Aksi pemerintah  memenjarakan atau menuntut individu serta perusahaan yang diduga membakar lahan tak akan cukup untuk mencegah kabut asap berulang. Kerumitan di lapangan terjadi karena para pelaku pembakar hutan, baik masyarakat maupun kelas-kelas menengah dan perusahaan, selalu berhubungan dengan orang-orang kuat mulai tingkat kabupaten,nasional, bahkan sampai tingkat ASEAN. Padahal, warga yang terkena asap menderita berbulan-bulan karena udara yang mereka hirup adalah udara yang sangat berbahaya. Belum lagi, kehidupan ekonomi, pendidikan dan sosial dari warga terganggu. 

Solusi untuk menangani dan mengatasi persoalan ini pada dasarnya ada jangka pendek dan jangka panjang. Jangka pendek dan segera diantaranya: Pertama, menghentikan kebakaran lahan dan hutan yang menjadi sumber kabut asap. Berbagai cara telah dilakukan seperti water bombing, hujan buatan, pemadaman darat, pembuatan sumur, penyekatan area, dan sebagai harus terus dilakukan dan digerakan. Kedua, memberikan pelayanan kesehatan dan bantuan kepada korban kabut asap secara gratis dan besar-besaran, sebab jumlah korban sangat besar dan cakupan wilayahnya sangat luas.

Dana untuk hal pertama dan kedua ini bisa dikeluarkan dari APBN sampai mencukupi tanpa dibatasi, sebab ini berkaitan dengan nasi rakyat. Dana ini juga dapat ditagihkan kepada pelaku pembakaran.Ketiga, penindakan hukum secara tegas terhadap para pelaku pembakaran dan siapa saja yang terlibat.

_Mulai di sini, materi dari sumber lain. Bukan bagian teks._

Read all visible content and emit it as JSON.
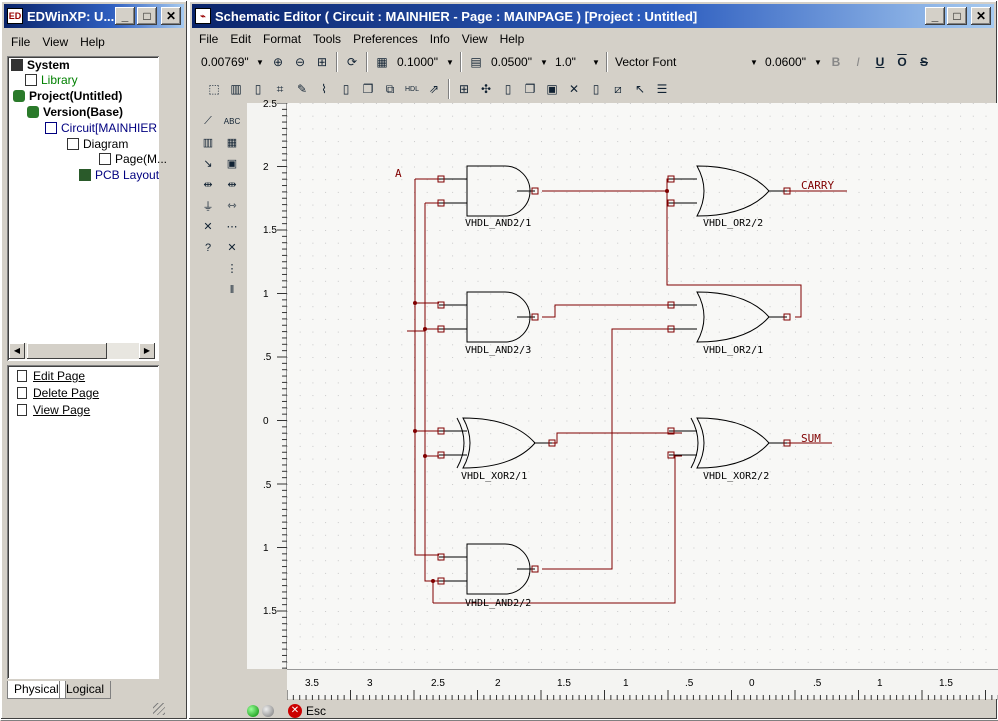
{
  "left_window": {
    "title": "EDWinXP: U...",
    "menu": [
      "File",
      "View",
      "Help"
    ],
    "tree": [
      {
        "label": "System",
        "bold": true
      },
      {
        "label": "Library",
        "color": "#008000"
      },
      {
        "label": "Project(Untitled)",
        "bold": true
      },
      {
        "label": "Version(Base)",
        "bold": true
      },
      {
        "label": "Circuit[MAINHIER",
        "color": "#000080"
      },
      {
        "label": "Diagram"
      },
      {
        "label": "Page(M..."
      },
      {
        "label": "PCB Layout",
        "color": "#000080"
      }
    ],
    "page_actions": [
      "Edit Page",
      "Delete Page",
      "View Page"
    ],
    "tabs": [
      "Physical",
      "Logical"
    ]
  },
  "editor": {
    "title": "Schematic Editor ( Circuit : MAINHIER - Page : MAINPAGE ) [Project : Untitled]",
    "menu": [
      "File",
      "Edit",
      "Format",
      "Tools",
      "Preferences",
      "Info",
      "View",
      "Help"
    ],
    "zoom_value": "0.00769\"",
    "grid_value": "0.1000\"",
    "snap_value": "0.0500\"",
    "angle_value": "1.0\"",
    "font_value": "Vector Font",
    "font_size_value": "0.0600\"",
    "format_buttons": [
      "B",
      "I",
      "U",
      "O",
      "S"
    ]
  },
  "schematic": {
    "net_labels": [
      "A",
      "CARRY",
      "SUM"
    ],
    "gates": [
      "VHDL_AND2/1",
      "VHDL_OR2/2",
      "VHDL_AND2/3",
      "VHDL_OR2/1",
      "VHDL_XOR2/1",
      "VHDL_XOR2/2",
      "VHDL_AND2/2"
    ],
    "wire_color": "#800000",
    "pin_color": "#800000"
  },
  "ruler": {
    "left_ticks": [
      "2.5",
      "2",
      "1.5",
      "1",
      ".5",
      "0",
      ".5",
      "1",
      "1.5"
    ],
    "bottom_ticks": [
      "3.5",
      "3",
      "2.5",
      "2",
      "1.5",
      "1",
      ".5",
      "0",
      ".5",
      "1",
      "1.5"
    ]
  },
  "status": {
    "esc_label": "Esc"
  }
}
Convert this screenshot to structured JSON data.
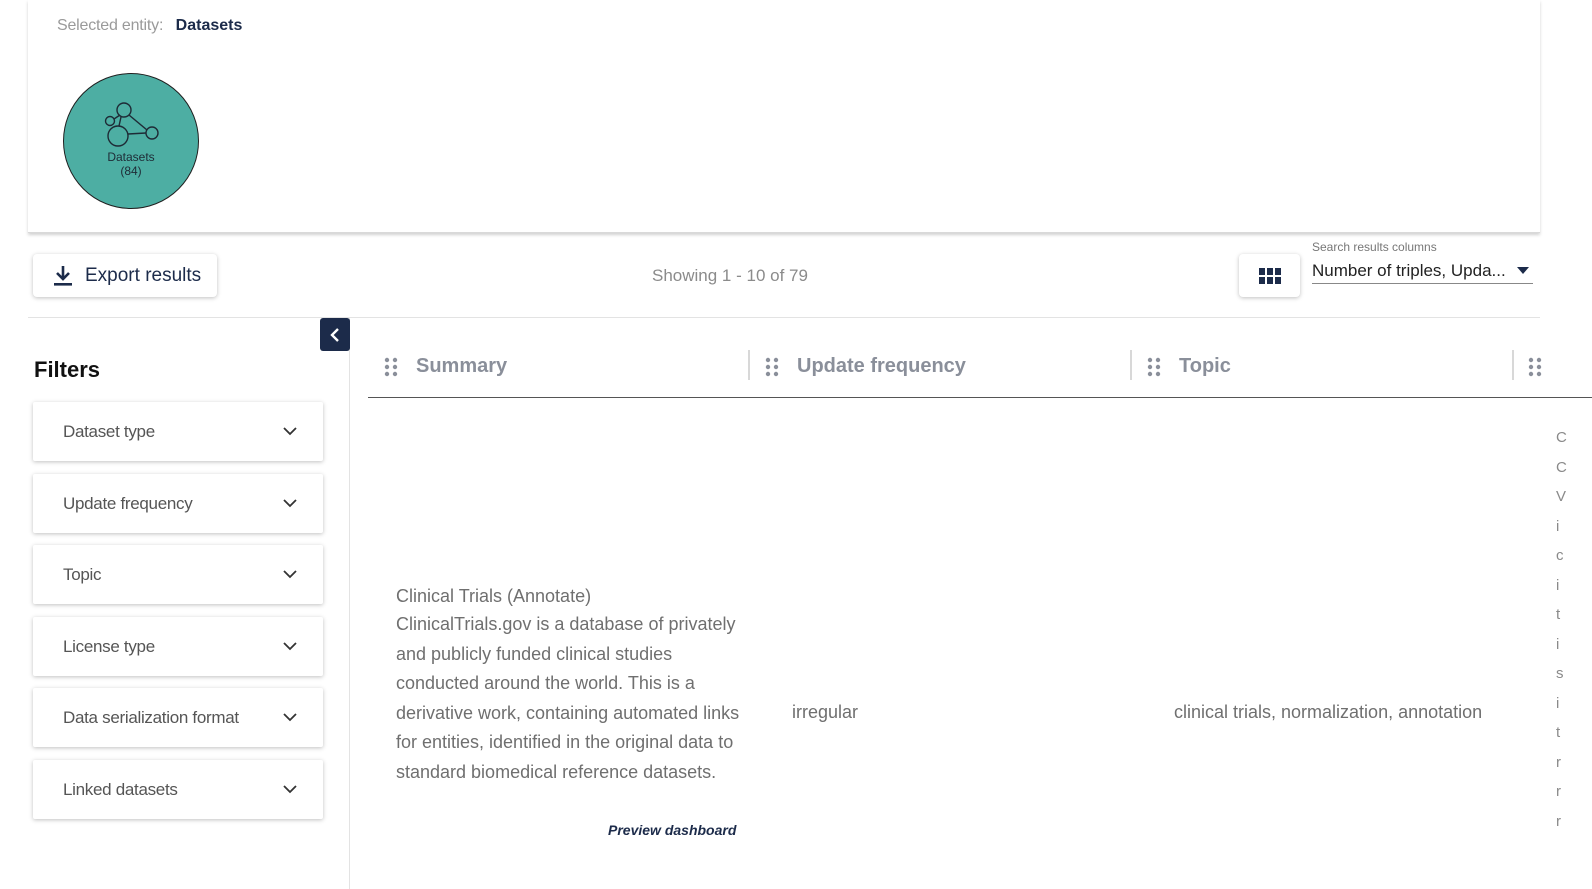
{
  "entity_panel": {
    "selected_label": "Selected entity:",
    "selected_value": "Datasets",
    "bubble_name": "Datasets",
    "bubble_count": "(84)",
    "bubble_color": "#4daea3"
  },
  "toolbar": {
    "export_label": "Export results",
    "showing_text": "Showing 1 - 10 of 79",
    "columns_caption": "Search results columns",
    "columns_value": "Number of triples, Upda..."
  },
  "filters": {
    "title": "Filters",
    "items": [
      {
        "label": "Dataset type"
      },
      {
        "label": "Update frequency"
      },
      {
        "label": "Topic"
      },
      {
        "label": "License type"
      },
      {
        "label": "Data serialization format"
      },
      {
        "label": "Linked datasets"
      }
    ]
  },
  "table": {
    "columns": [
      "Summary",
      "Update frequency",
      "Topic"
    ],
    "rows": [
      {
        "title": "Clinical Trials (Annotate)",
        "description": "ClinicalTrials.gov is a database of privately and publicly funded clinical studies conducted around the world. This is a derivative work, containing automated links for entities, identified in the original data to standard biomedical reference datasets.",
        "preview_label": "Preview dashboard",
        "update_frequency": "irregular",
        "topic": "clinical trials, normalization, annotation"
      }
    ],
    "clipped_column_letters": [
      "C",
      "C",
      "V",
      "i",
      "c",
      "i",
      "t",
      "i",
      "s",
      "i",
      "t",
      "r",
      "r",
      "r"
    ]
  },
  "colors": {
    "navy": "#1c2b4a",
    "teal": "#4daea3"
  }
}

Untuk jangka panjang harus diadakan infrastruktur untuk mencegah dan mengatasi kebakaran lahan dan hutan, baik berupa pembuatan kanal, penghutanan kembali, tata ruang dan lahan. Lebih dari itu,kebakaran terjadi karena adanya UU dan peraturan yang membenarkan hal itu. Maraknya kebakaran lahan ada kaitannya dengan sistem politik demokrasi yang sarat biaya.

Politis dan penguasa diantaranya mengumpulkan dana politik dengan pemberian penguasaan lahan. Semua itu harus dicabut dan diganti, itulah problem sistem dan peraturan perundangan, yang justru mejadi akar masalah kebakaran lahan dan kabut asap. Karena itu sistem dan peraturan itu harus dicabut dan diubah.

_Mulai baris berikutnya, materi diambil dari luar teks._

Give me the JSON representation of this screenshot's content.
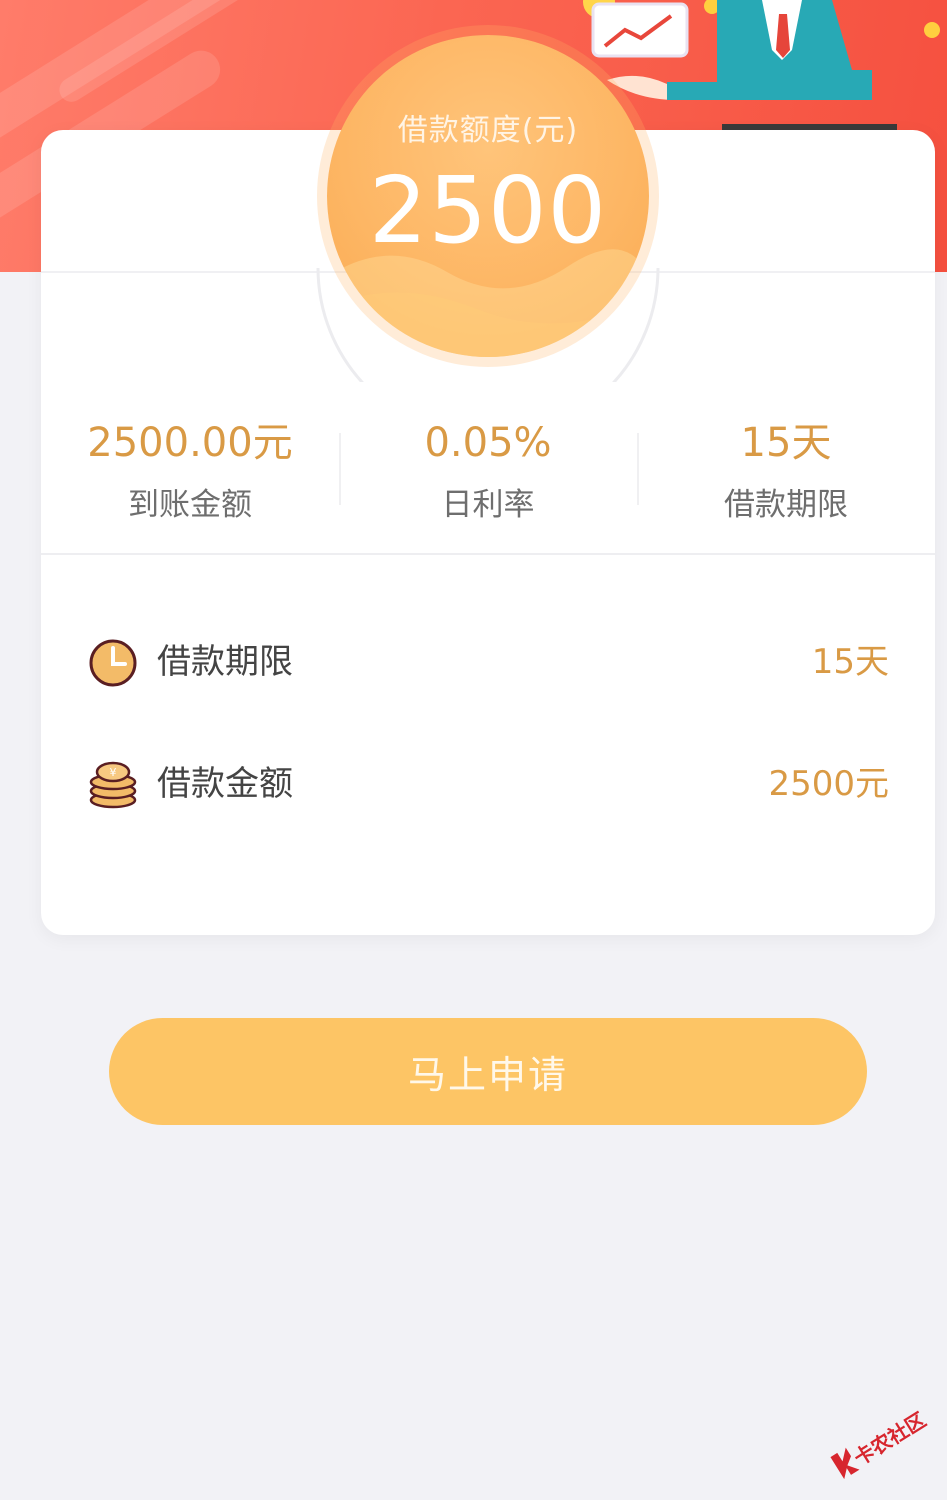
{
  "hero": {
    "limit_caption": "借款额度(元)",
    "limit_amount": "2500"
  },
  "stats": [
    {
      "value": "2500.00元",
      "label": "到账金额"
    },
    {
      "value": "0.05%",
      "label": "日利率"
    },
    {
      "value": "15天",
      "label": "借款期限"
    }
  ],
  "details": {
    "term": {
      "icon": "clock-icon",
      "label": "借款期限",
      "value": "15天"
    },
    "amount": {
      "icon": "coin-stack-icon",
      "label": "借款金额",
      "value": "2500元"
    }
  },
  "apply_button": {
    "label": "马上申请"
  },
  "watermark": {
    "text": "卡农社区"
  },
  "colors": {
    "hero_red": "#fb6652",
    "accent_orange": "#fdb664",
    "value_gold": "#d99a45",
    "button_yellow": "#fdc565",
    "background": "#f2f2f6"
  }
}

Bencana kabut asap hanyalah salah satu problem di antara banyak problem yang melanda bangsa dan negeri ini. Semua ini mestinya membuka mata, pikiran dan hati kita bahwa itu adalah akibat penyimpangan terhadap hukum Allah SWT dalam bentuk penerapan sistem demokrasi dan kapitalisme yang rusak.

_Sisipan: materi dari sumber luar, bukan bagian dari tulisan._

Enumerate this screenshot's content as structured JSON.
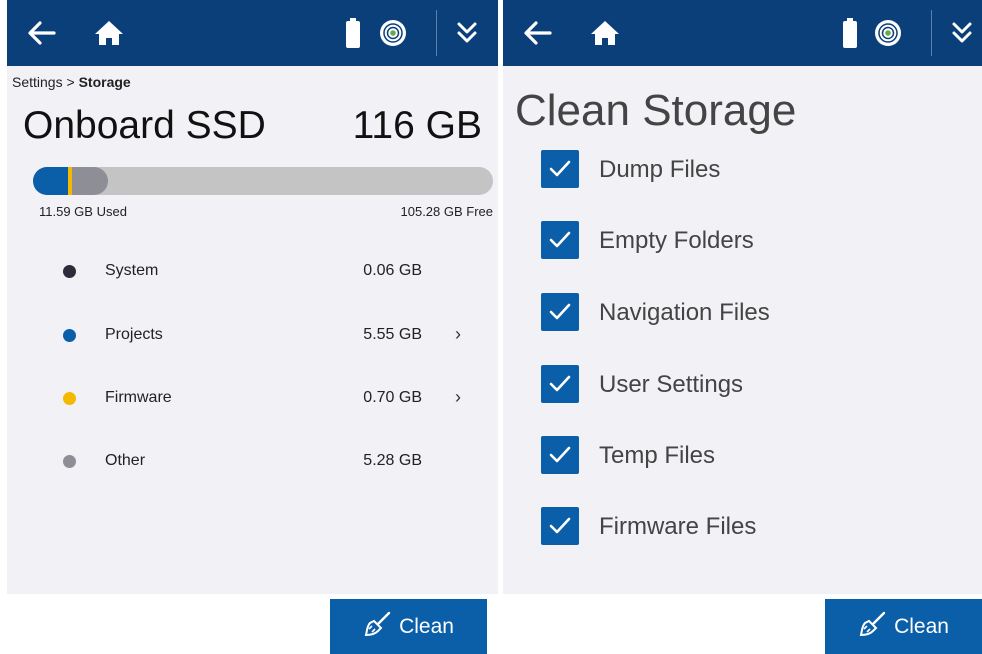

Mementingkan keuntungan pribadi maupun kelompok, tidak memperdulikan hak orang lain, bahkan juga jika merugikan ataupun menyakiti orang lain. Solusi total dan tuntasnya semua penyelesaian adalah dengan dibawanya arah penyelesaian menuju pada ketaatan kepada Allah SWT.

“Telah tampak kerusakan di darat dan laut disebabkan karena perbuatan tangan manusia, supaya Allah menjadikan mereka merasakan sebagian dari (akibat) perbuatan mereka, agar mereka kembali (ke jalan yang benar),” (qs al-rum : 41). Wallahu’alam bish shawab.